The main limitation of our study is the undeniable publication bias in the literature reviewed. In particular, the concern of publication bias toward those with more favorable outcomes is underscored by the fact that the five cases from our institution had significantly worse outcomes than the published cases, with only two out of five patients surviving beyond 14 months post-HSCT. It is also important to consider that patients with severe MCM would be naturally excluded from evaluation for this review since they would likely not survive long enough to complete evaluation for HSCT in the first place. Additionally, the total number of cases available for review was relatively small. Combined with a lack of consistent reporting of key variables (e.g., GVHD management) and gaps in the reported data, this precluded the performance of multi-variable models to confirm independent predictors of survival outcomes post-HSCT or the assessment of associations specifically between MCM recurrence after HSCT and pre-HSCT variables. Thus, multicenter registries would be desirable to improve both reporting consistency and statistical power, minimize the publication bias, and provide more real-world evidence.

5. Conclusions

Combining a comprehensive review of the literature and five cases from our institution, we conclude that prior MCM should not be an absolute contraindication for HSCT, after careful consideration of both oncologic variables and MCM treatment response.
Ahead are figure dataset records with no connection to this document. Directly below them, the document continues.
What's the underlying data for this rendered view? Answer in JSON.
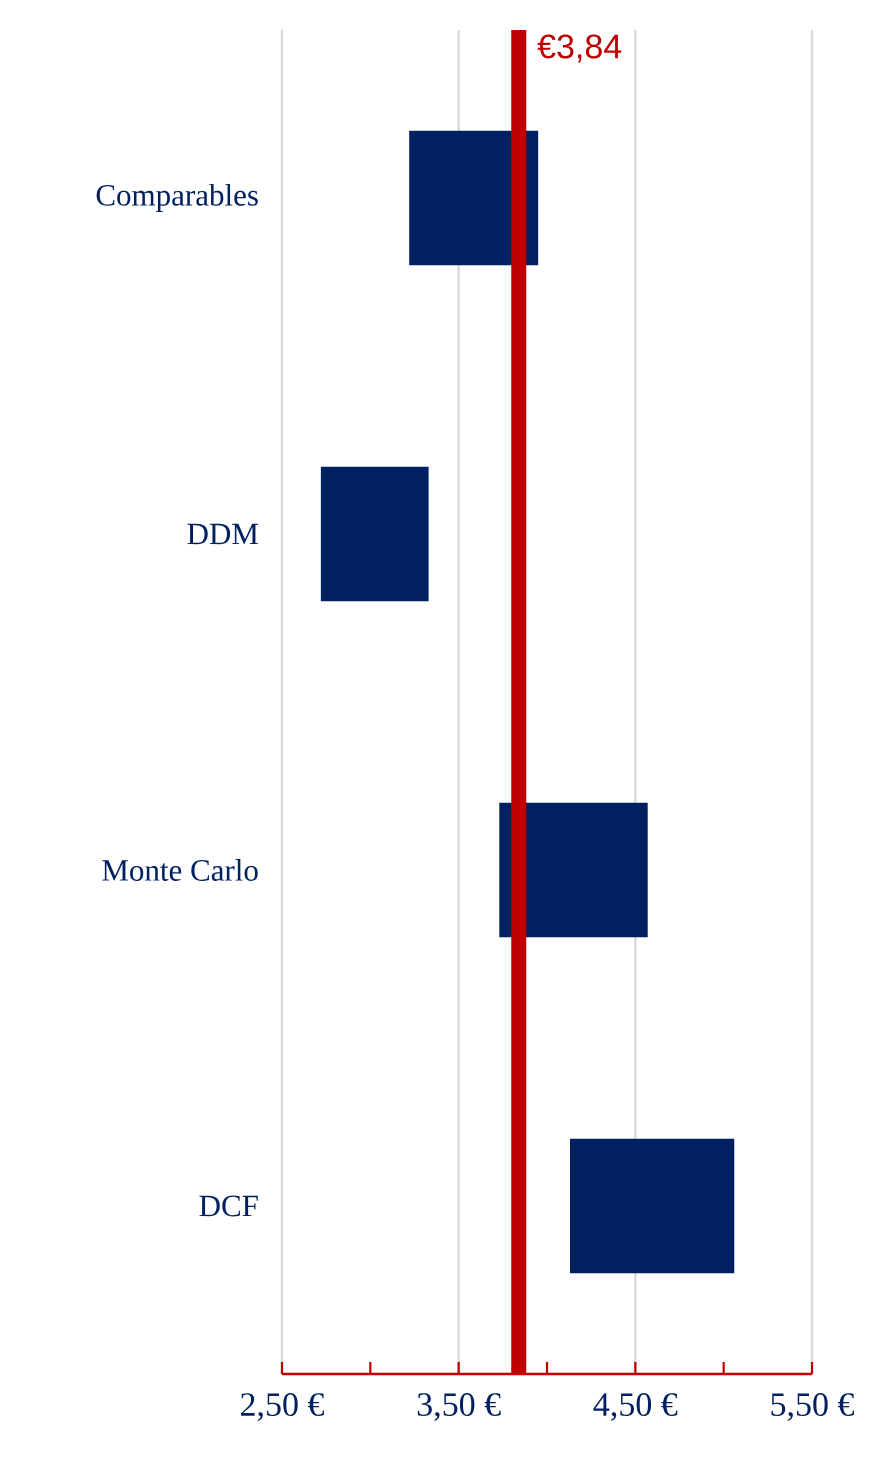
{
  "chart_data": {
    "type": "bar",
    "orientation": "horizontal",
    "categories": [
      "Comparables",
      "DDM",
      "Monte Carlo",
      "DCF"
    ],
    "base": [
      3.22,
      2.72,
      3.73,
      4.13
    ],
    "values": [
      0.73,
      0.61,
      0.84,
      0.93
    ],
    "color": "#002060",
    "xlim": [
      2.5,
      5.5
    ],
    "xticks": [
      {
        "value": 2.5,
        "label": "2,50 €"
      },
      {
        "value": 3.0,
        "label": null
      },
      {
        "value": 3.5,
        "label": "3,50 €"
      },
      {
        "value": 4.0,
        "label": null
      },
      {
        "value": 4.5,
        "label": "4,50 €"
      },
      {
        "value": 5.0,
        "label": null
      },
      {
        "value": 5.5,
        "label": "5,50 €"
      }
    ],
    "grid": "x",
    "ref_lines": [
      {
        "axis": "x",
        "value": 3.84,
        "label": "€3,84",
        "color": "#c00000"
      }
    ]
  }
}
Specifically, our data indicate that a suitable candidate for HSCT with a history of MCM is a patient with their primary malignancy in remission, continued on secondary antifungal prophylaxis for at least 3 months post-HSCT, and ideally with surgical intervention for source control pre-HSCT. However, the decision to move forward with HSCT needs to be individualized and consider other medical aspects beyond MCM.

Supplementary Materials

The following supporting information can be downloaded at: https://www.mdpi.com/article/10.3390/jof12060423/s1, Table S1: Summary of clinical characteristics and outcomes of the 29 mucormycosis cases.

Author Contributions

Conceptualization, D.P.K., S.W. and A.L.; methodology, A.L. and R.S.H.; formal analysis, A.L. and Y.J.; data curation, A.L., Y.J., S.W. and D.P.K.; writing—original draft preparation, A.L.; writing—review and editing, A.L., R.S.H., A.G.S., Y.J., S.W. and D.P.K.; visualization, A.L. and S.W.; supervision, D.P.K. All authors have read and agreed to the published version of the manuscript.

Funding

This study was supported by the Robert C. Hickey Chair in Clinical Care Endowment (to D.P.K.). The funders had no role in the design of the study; in the collection, analyses, or interpretation of data; in the writing of the manuscript; or in the decision to publish the results.
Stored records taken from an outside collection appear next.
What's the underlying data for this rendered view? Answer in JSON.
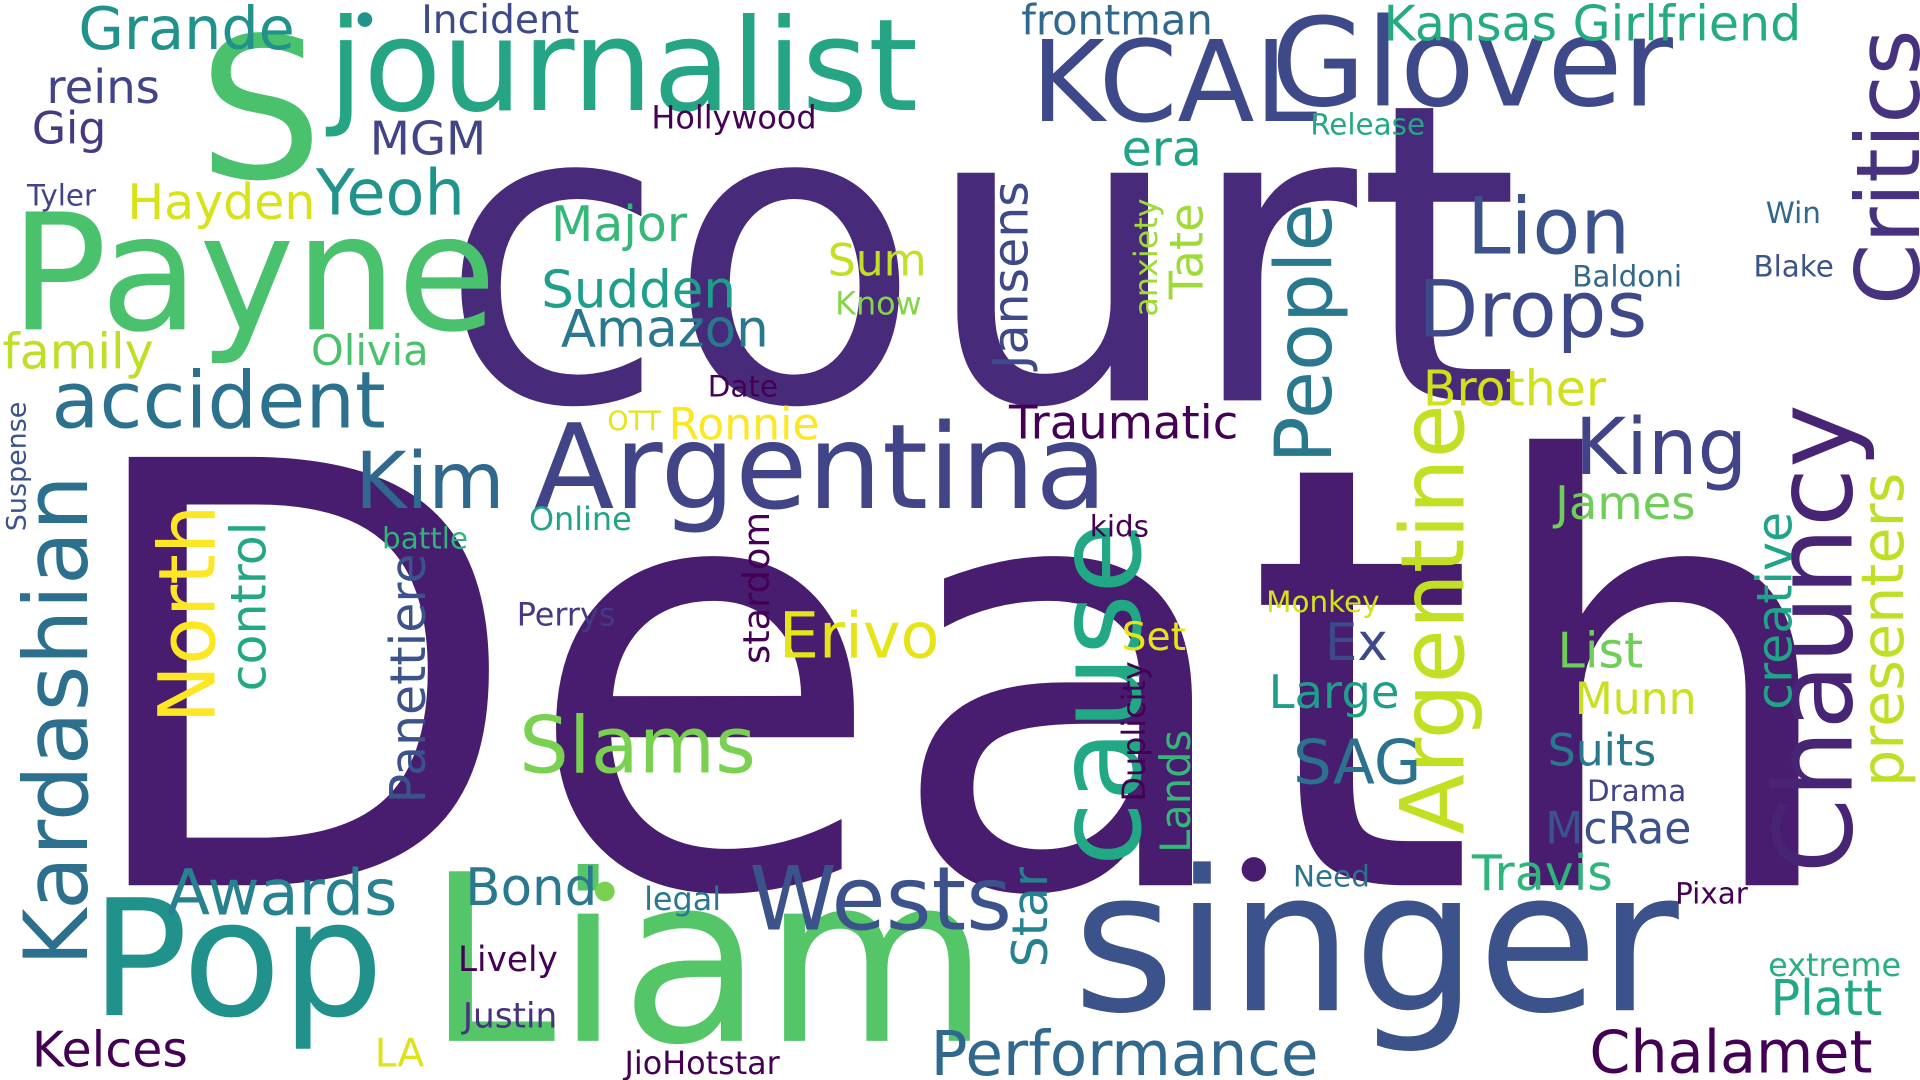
{
  "words": {
    "death": "Death",
    "court": "court",
    "liam": "Liam",
    "singer": "singer",
    "payne": "Payne",
    "s": "S",
    "journalist": "journalist",
    "kcal": "KCAL",
    "glover": "Glover",
    "argentina": "Argentina",
    "pop": "Pop",
    "wests": "Wests",
    "cause": "cause",
    "chauncy": "Chauncy",
    "critics": "Critics",
    "argentine": "Argentine",
    "people": "People",
    "kardashian": "Kardashian",
    "accident": "accident",
    "north": "North",
    "lion": "Lion",
    "drops": "Drops",
    "king": "King",
    "kim": "Kim",
    "slams": "Slams",
    "performance": "Performance",
    "chalamet": "Chalamet",
    "awards": "Awards",
    "erivo": "Erivo",
    "grande": "Grande",
    "kansas_girlfriend": "Kansas Girlfriend",
    "yeoh": "Yeoh",
    "presenters": "presenters",
    "major": "Major",
    "sudden": "Sudden",
    "amazon": "Amazon",
    "control": "control",
    "jansens": "Jansens",
    "hayden": "Hayden",
    "traumatic": "Traumatic",
    "brother": "Brother",
    "panettiere": "Panettiere",
    "stardom": "stardom",
    "travis": "Travis",
    "mcrae": "McRae",
    "suits": "Suits",
    "list": "List",
    "munn": "Munn",
    "large": "Large",
    "ex": "Ex",
    "sag": "SAG",
    "bond": "Bond",
    "star": "Star",
    "kelces": "Kelces",
    "platt": "Platt",
    "creative": "creative",
    "family": "family",
    "olivia": "Olivia",
    "mgm": "MGM",
    "reins": "reins",
    "gig": "Gig",
    "era": "era",
    "tate": "Tate",
    "james": "James",
    "frontman": "frontman",
    "incident": "Incident",
    "lands": "Lands",
    "duplicity": "Duplicity",
    "anxiety": "anxiety",
    "sum": "Sum",
    "know": "Know",
    "ronnie": "Ronnie",
    "ott": "OTT",
    "date": "Date",
    "online": "Online",
    "battle": "battle",
    "kids": "kids",
    "perrys": "Perrys",
    "monkey": "Monkey",
    "set": "Set",
    "drama": "Drama",
    "pixar": "Pixar",
    "need": "Need",
    "legal": "legal",
    "lively": "Lively",
    "justin": "Justin",
    "la": "LA",
    "jiohotstar": "JioHotstar",
    "extreme": "extreme",
    "hollywood": "Hollywood",
    "release": "Release",
    "tyler": "Tyler",
    "win": "Win",
    "baldoni": "Baldoni",
    "blake": "Blake",
    "suspense": "Suspense"
  },
  "palette": {
    "dark_purple": "#440154",
    "indigo": "#482475",
    "slate_blue": "#414487",
    "steel_blue": "#355f8d",
    "teal_blue": "#2a788e",
    "teal": "#21918c",
    "sea_green": "#22a884",
    "green": "#44bf70",
    "lime_green": "#7ad151",
    "yellow_green": "#bddf26",
    "yellow": "#fde725"
  }
}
Institutional Review Board Statement

Ethical review and approval were waived for this study in accordance with institutional policy, as it involved a single patient case report with no generalizable research and informed consent for publication was obtained.

Informed Consent Statement

Informed consent was obtained from the patient whose clinical course is described in Section 2.
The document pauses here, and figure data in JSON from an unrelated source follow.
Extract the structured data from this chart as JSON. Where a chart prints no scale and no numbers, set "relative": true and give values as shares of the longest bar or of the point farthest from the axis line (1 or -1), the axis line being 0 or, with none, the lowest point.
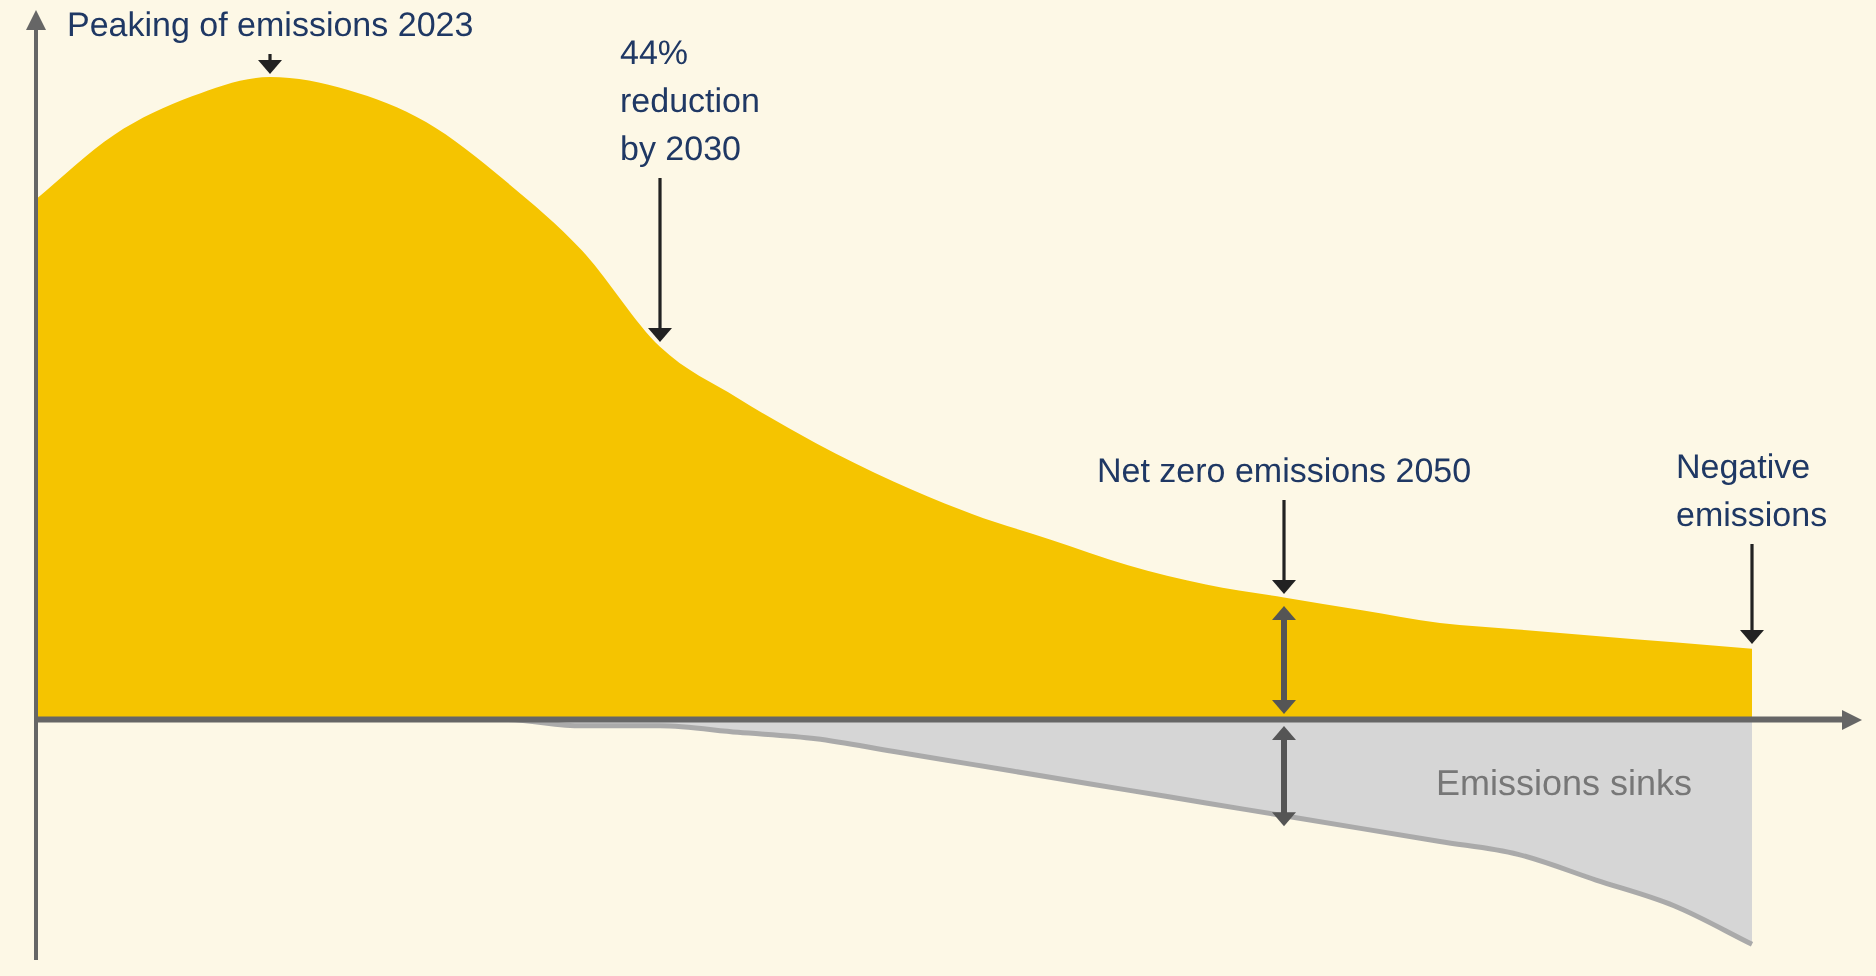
{
  "chart_data": {
    "type": "area",
    "relative": true,
    "categories": [
      null,
      null,
      null,
      null,
      null,
      null,
      null,
      null,
      null,
      null,
      null,
      null,
      null,
      null,
      null,
      null,
      null,
      null,
      null,
      null,
      null,
      null,
      null
    ],
    "series": [
      {
        "color": "#f5c400",
        "values": [
          0.81,
          0.91,
          0.97,
          1.0,
          0.98,
          0.93,
          0.84,
          0.73,
          0.58,
          0.5,
          0.43,
          0.37,
          0.32,
          0.28,
          0.24,
          0.21,
          0.19,
          0.17,
          0.15,
          0.14,
          0.13,
          0.12,
          0.11
        ]
      },
      {
        "name": "Emissions sinks",
        "color": "#d6d6d6",
        "values": [
          0,
          0,
          0,
          0,
          0,
          0,
          0,
          -0.01,
          -0.01,
          -0.02,
          -0.03,
          -0.05,
          -0.07,
          -0.09,
          -0.11,
          -0.13,
          -0.15,
          -0.17,
          -0.19,
          -0.21,
          -0.25,
          -0.29,
          -0.35
        ]
      }
    ],
    "annotations": [
      "Peaking of emissions 2023",
      "44%\nreduction\nby 2030",
      "Net zero emissions 2050",
      "Negative\nemissions"
    ],
    "legend": false,
    "tick_labels": false
  }
}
Data Availability Statement

All relevant data are contained in the manuscript and Supplementary Materials.

Conflicts of Interest

D.P.K. received research support from Astellas Pharma and Basilea, and received consultant fees from Biosegren, Matinas, Basilea, Knight, Gilead Sciences, Pulmocide, and AVIR pharma. He is a member of the data review committee for MundiPharma Therapeutics, and President of the Mycoses Study Group.

Abbreviations

The following abbreviations are used in this manuscript:

MCM	Mucormycosis
HSCT	Hematopoietic stem cell transplant
NAIMI	Non-Aspergillus mold infections
GVHD	Graft-versus-host-disease
MDACC	MD Anderson Cancer Center
GCS	Glucocorticosteroid
AML	Acute myeloid leukemia
ALL	Acute lymphoblastic leukemia
PCR	Polymerase chain reaction
AMB	Amphotericin B
LAmB	Liposomal amphotericin B
CT	Computed tomography
BAL	Bronchoalveolar lavage
i.v.	Intravenous
MRI	Magnetic resonance imaging
rh-GM-CSF	Recombinant human granulocyte-macrophage colony-stimulating factor
G-CSF	Granulocyte colony-stimulating factor

Appendix A. Four Additional Cases from MD Anderson Cancer Center

Appendix A.1. First Patient (#1 in Supplementary Table S1)—2010

A 51-year-old Asian female with relapsed/refractory AML who had undergone prior treatment with PR-104 (experimental hypoxia-activated prodrug) and quizartinib was admitted with neutropenic fever and abdominal pain. Her initial CT abdomen revealed typhlitis and she was treated empirically with piperacillin-tazobactam with clinical improvement. Four days after admission, she again started experiencing high-grade fever and chills with new right upper quadrant pain and right shoulder pain. Repeat CT abdomen revealed improved typhlitis but a new 2.5 cm developing lesion concerning for liver abscess. She underwent aspiration of fluid, and the culture result was reported as zygomycetes. She had been on voriconazole prophylaxis previously and was switched to i.v. LAmB 5 m/kg/day, i.v. caspofungin 100 mg/day, and oral posaconazole 200 mg every 6 h. She continued LAmB for 18 weeks and caspofungin for 15 weeks; posaconazole was continued as secondary prophylaxis indefinitely.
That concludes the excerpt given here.